GDPR policies do not refer to the results of the decision-making process
GDPR policies (article 13) that oblige the controller to inform the subject of any significant information regarding the logic used do not refer to the results of the decision-making process, or to the mere disclosure of parts of the source code. They relate to the variables and the weights used by the system to determine a decision. This requirement evidently presumes that:
- the logic is fully understandable, as only with a full knowledge of the logic is it then possible for the controller, or third-party observer, to evaluate whether the effectively communicated information is significant or not;
- it is possible to communicate this information in an understandable way to the average person as the policy is put in place to ensure that all subjects are fully informed and not just technical experts in the sector.
There are essentially two ways to solve the critical issues:
Either by using data processing systems that are based on very human identified patterns and consequently fully understandable. Systems of this type, however, are not competitive when there is a large amount of highly complex data.
Or by using so-called “clear box” systems – (platforms based on “logic learning machines” are a suitable example of them). These systems do not simply offer an efficient and legally sustainable technological option, compared to “non-clear” alternatives, but can, under certain conditions, represent valid technological-legal facilitators for the sustainable use of “opaque” decision-making software already acquired by the controller.
Usually, a credit request made by a client to a bank, is evaluated by analysing many pieces of information and using risk indicators, such as a specific attributed rating class. Most rating systems are based on statistical algorithms with high complexity, making it really difficult to explain them to the client. These algorithms are so-called “opaque”.
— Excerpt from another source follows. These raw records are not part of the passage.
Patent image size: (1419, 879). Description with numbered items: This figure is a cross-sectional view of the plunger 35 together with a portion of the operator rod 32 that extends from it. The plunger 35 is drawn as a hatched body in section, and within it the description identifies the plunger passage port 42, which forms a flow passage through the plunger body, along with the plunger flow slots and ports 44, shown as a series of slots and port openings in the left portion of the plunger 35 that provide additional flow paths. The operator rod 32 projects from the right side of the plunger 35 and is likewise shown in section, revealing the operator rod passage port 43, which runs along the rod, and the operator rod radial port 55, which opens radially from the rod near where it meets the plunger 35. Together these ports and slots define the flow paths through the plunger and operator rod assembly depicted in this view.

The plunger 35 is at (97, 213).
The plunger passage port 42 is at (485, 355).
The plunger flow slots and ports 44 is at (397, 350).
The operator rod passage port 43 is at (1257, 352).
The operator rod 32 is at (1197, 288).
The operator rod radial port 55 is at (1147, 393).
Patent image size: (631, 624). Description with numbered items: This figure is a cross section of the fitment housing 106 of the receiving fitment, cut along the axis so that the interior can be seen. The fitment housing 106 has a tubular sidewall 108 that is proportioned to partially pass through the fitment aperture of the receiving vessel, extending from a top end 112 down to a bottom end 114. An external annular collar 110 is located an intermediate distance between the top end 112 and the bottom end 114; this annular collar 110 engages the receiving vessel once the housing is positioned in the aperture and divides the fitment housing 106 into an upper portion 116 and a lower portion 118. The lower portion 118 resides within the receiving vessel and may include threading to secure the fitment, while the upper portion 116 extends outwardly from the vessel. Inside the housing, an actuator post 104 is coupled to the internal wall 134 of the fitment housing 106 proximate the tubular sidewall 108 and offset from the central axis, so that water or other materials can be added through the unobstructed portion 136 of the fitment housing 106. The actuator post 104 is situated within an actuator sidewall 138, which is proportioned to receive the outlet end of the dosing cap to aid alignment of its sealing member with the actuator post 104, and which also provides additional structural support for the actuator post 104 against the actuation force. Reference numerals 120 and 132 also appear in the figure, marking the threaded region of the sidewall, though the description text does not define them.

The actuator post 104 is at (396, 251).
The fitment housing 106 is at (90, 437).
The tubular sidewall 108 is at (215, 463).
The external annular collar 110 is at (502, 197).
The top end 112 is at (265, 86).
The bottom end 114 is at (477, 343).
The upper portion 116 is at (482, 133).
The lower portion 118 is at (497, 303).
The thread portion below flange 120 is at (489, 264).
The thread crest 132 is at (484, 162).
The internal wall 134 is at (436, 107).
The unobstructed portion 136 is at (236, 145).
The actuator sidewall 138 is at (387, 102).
Together with a large Italian banking group, we used the “clear-box” algorithms (LLM – Logic Learning Machine of RULEX), to explain how a rating in a credit risk environment is attributed. Referring to six hundred of thousands of positions, we got the data needed to calculate the rating and the class of the rating assigned to every position, without the calculation algorithm. The objectives were:
- to generate a “clear-box” model, which contains a set of comprehensible rules that are able to explain assigning “rating classes” in a clear way
- to provide the client with comprehensible answers to questions regarding their risk classification
Therefore, we studied a way to do a kind of “reverse engineering” of an existing statistical algorithm, so opening an “opaque” algorithm.
In this way, starting with a question from a customer to a bank operator, such as “why are you refusing to extend the credit you granted me last year?”, the answer could be really complicated in the case of “opaque” algorithms, which using “clear-box” logic will make it much simpler and GDPR-compliant. This is because we are able to explain the decision through a set of understandable rules.